One of my passions is bowhunting. I enjoy the quiet of the woods, and the longer bowhunting season gives me opportunities to spend peaceful time outdoors from September through December. The downside of bowhunting is that it’s a lot more difficult to put venison in the freezer. Most winters as New Year’s approaches, I feel a sense of urgency to fill my tag, and the week between Christmas as New Year’s I try to cram in as many hours on stand as I can.

This year was no exception. New Year’s Eve I wasn’t thinking about resolutions, or the ball dropping, or parties. I was concerned about the sun dropping toward the horizon on the final afternoon of archery deer season. Right about sunset, with thirty minutes left before the end of the season, I shot a nice doe. In the fading light I tracked her, following the bright crimson pattern of blood across the snow.

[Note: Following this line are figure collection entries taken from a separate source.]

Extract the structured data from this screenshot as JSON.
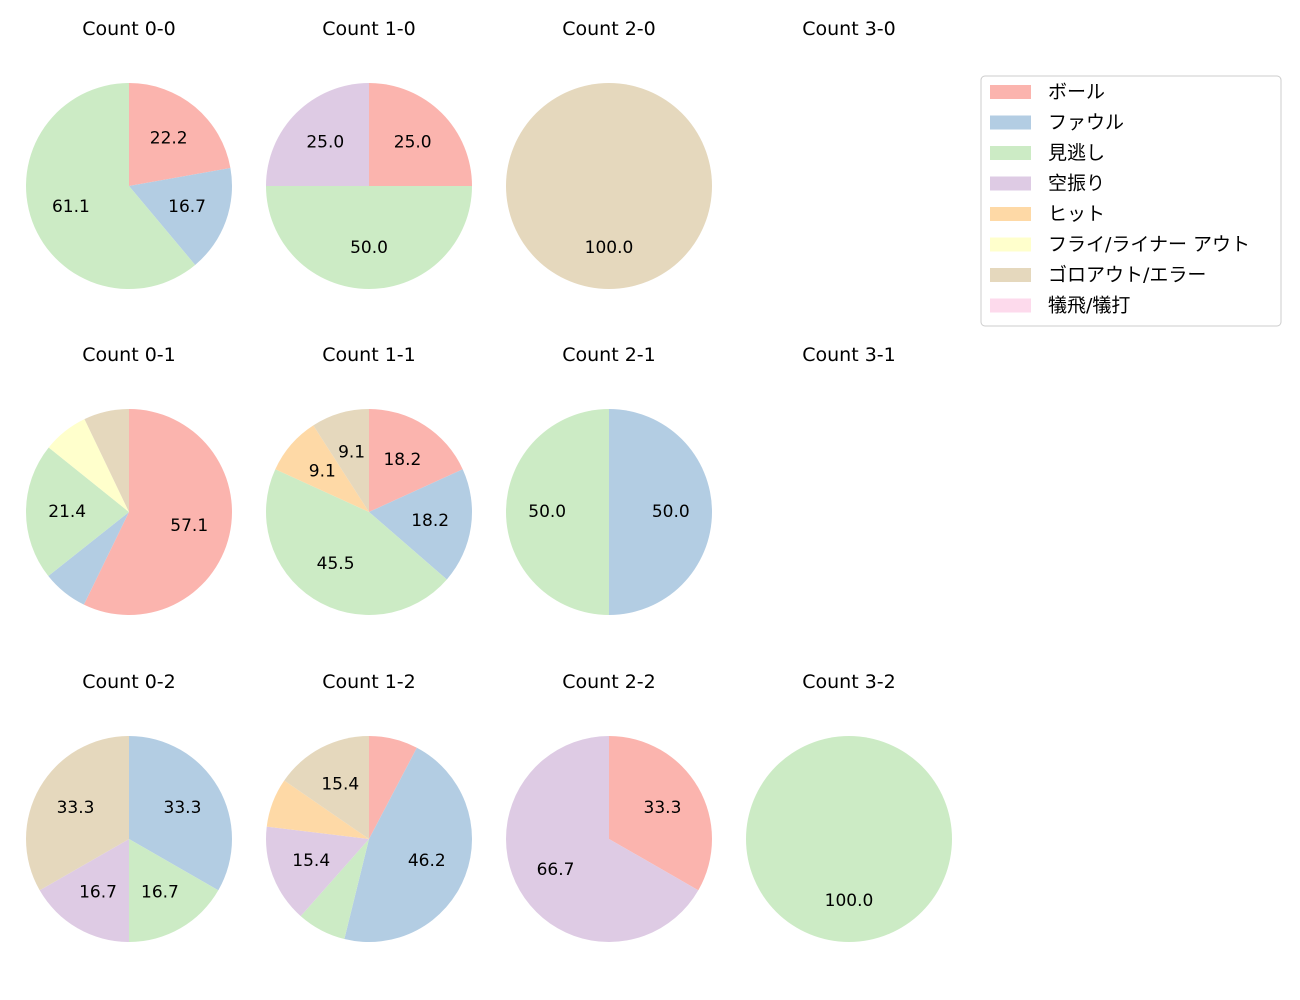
{
  "chart_data": {
    "type": "pie",
    "legend": {
      "position": "top-right",
      "entries": [
        {
          "name": "ボール",
          "color": "#fbb4ae"
        },
        {
          "name": "ファウル",
          "color": "#b3cde3"
        },
        {
          "name": "見逃し",
          "color": "#ccebc5"
        },
        {
          "name": "空振り",
          "color": "#decbe4"
        },
        {
          "name": "ヒット",
          "color": "#fed9a6"
        },
        {
          "name": "フライ/ライナー アウト",
          "color": "#ffffcc"
        },
        {
          "name": "ゴロアウト/エラー",
          "color": "#e5d8bd"
        },
        {
          "name": "犠飛/犠打",
          "color": "#fddaec"
        }
      ]
    },
    "panels": [
      {
        "title": "Count 0-0",
        "values": [
          22.2,
          16.7,
          61.1,
          0,
          0,
          0,
          0,
          0
        ],
        "labels": [
          "22.2",
          "16.7",
          "61.1",
          "",
          "",
          "",
          "",
          ""
        ]
      },
      {
        "title": "Count 1-0",
        "values": [
          25.0,
          0,
          50.0,
          25.0,
          0,
          0,
          0,
          0
        ],
        "labels": [
          "25.0",
          "",
          "50.0",
          "25.0",
          "",
          "",
          "",
          ""
        ]
      },
      {
        "title": "Count 2-0",
        "values": [
          0,
          0,
          0,
          0,
          0,
          0,
          100.0,
          0
        ],
        "labels": [
          "",
          "",
          "",
          "",
          "",
          "",
          "100.0",
          ""
        ]
      },
      {
        "title": "Count 3-0",
        "values": [],
        "labels": []
      },
      {
        "title": "Count 0-1",
        "values": [
          57.1,
          7.1,
          21.4,
          0,
          0,
          7.1,
          7.1,
          0
        ],
        "labels": [
          "57.1",
          "",
          "21.4",
          "",
          "",
          "",
          "",
          ""
        ]
      },
      {
        "title": "Count 1-1",
        "values": [
          18.2,
          18.2,
          45.5,
          0,
          9.1,
          0,
          9.1,
          0
        ],
        "labels": [
          "18.2",
          "18.2",
          "45.5",
          "",
          "9.1",
          "",
          "9.1",
          ""
        ]
      },
      {
        "title": "Count 2-1",
        "values": [
          0,
          50.0,
          50.0,
          0,
          0,
          0,
          0,
          0
        ],
        "labels": [
          "",
          "50.0",
          "50.0",
          "",
          "",
          "",
          "",
          ""
        ]
      },
      {
        "title": "Count 3-1",
        "values": [],
        "labels": []
      },
      {
        "title": "Count 0-2",
        "values": [
          0,
          33.3,
          16.7,
          16.7,
          0,
          0,
          33.3,
          0
        ],
        "labels": [
          "",
          "33.3",
          "16.7",
          "16.7",
          "",
          "",
          "33.3",
          ""
        ]
      },
      {
        "title": "Count 1-2",
        "values": [
          7.7,
          46.2,
          7.7,
          15.4,
          7.7,
          0,
          15.4,
          0
        ],
        "labels": [
          "",
          "46.2",
          "",
          "15.4",
          "",
          "",
          "15.4",
          ""
        ]
      },
      {
        "title": "Count 2-2",
        "values": [
          33.3,
          0,
          0,
          66.7,
          0,
          0,
          0,
          0
        ],
        "labels": [
          "33.3",
          "",
          "",
          "66.7",
          "",
          "",
          "",
          ""
        ]
      },
      {
        "title": "Count 3-2",
        "values": [
          0,
          0,
          100.0,
          0,
          0,
          0,
          0,
          0
        ],
        "labels": [
          "",
          "",
          "100.0",
          "",
          "",
          "",
          "",
          ""
        ]
      }
    ]
  }
}
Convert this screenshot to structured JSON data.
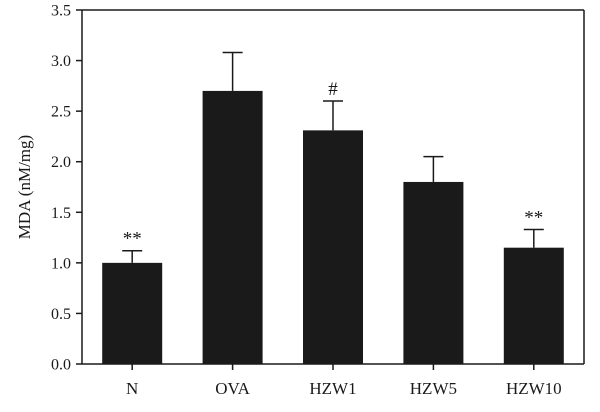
{
  "chart_data": {
    "type": "bar",
    "title": "",
    "xlabel": "",
    "ylabel": "MDA (nM/mg)",
    "ylim": [
      0,
      3.5
    ],
    "yticks": [
      "0.0",
      "0.5",
      "1.0",
      "1.5",
      "2.0",
      "2.5",
      "3.0",
      "3.5"
    ],
    "categories": [
      "N",
      "OVA",
      "HZW1",
      "HZW5",
      "HZW10"
    ],
    "values": [
      1.0,
      2.7,
      2.31,
      1.8,
      1.15
    ],
    "errors": [
      0.12,
      0.38,
      0.29,
      0.25,
      0.18
    ],
    "annotations": [
      "**",
      "",
      "#",
      "",
      "**"
    ],
    "bar_color": "#1a1a1a",
    "grid": false,
    "legend": "none"
  }
}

I thought how different this tracking was from a shot earlier in the season, when blood fades into leaves and dirt. A blood trail on snow is nature’s equivalent of a bright neon sign. Even a child can follow it.

The prophet Isaiah, speaking for God, tells the people of Israel, “Though your sins are like scarlet, they shall be white as snow; though they are red like crimson they shall be like wool” (Isaiah 1:18). Sometimes when I try to see myself accurately, it’s like following a difficult blood trail on wet leaves and dirt. I can’t see clearly what is right and what is wrong. I always have good motives for what I do — or at least good excuses — and sometimes I can’t tell whether I’m right or wrong. But when I focus on Jesus instead of on myself, things become much clearer. As I get close to him, my own sin leaps into perspective like bright red drops of blood against the snow of his holiness, his purity, his goodness. (I suppose this is why so often people don’t want to get close to Jesus!)

The good news is that Jesus invites us to come close to him without fear. “Come, let us reason together,” he says. “You can’t earn my goodness, but give me your sinful self and in exchange I will give you the gift of my holiness. Then come, follow me!”

What a great gift as we begin 2011 — Jesus longs to give us the gift of himself, so that when God our Father sees us, he sees the perfection of Jesus. We do not come to him ashamed and apologetic; instead we turn from ourselves to focus on Jesus, and in doing so we see clearly both our own shortcomings and the beauty of his perfection. How exciting that Jesus invites us to follow him into this new year!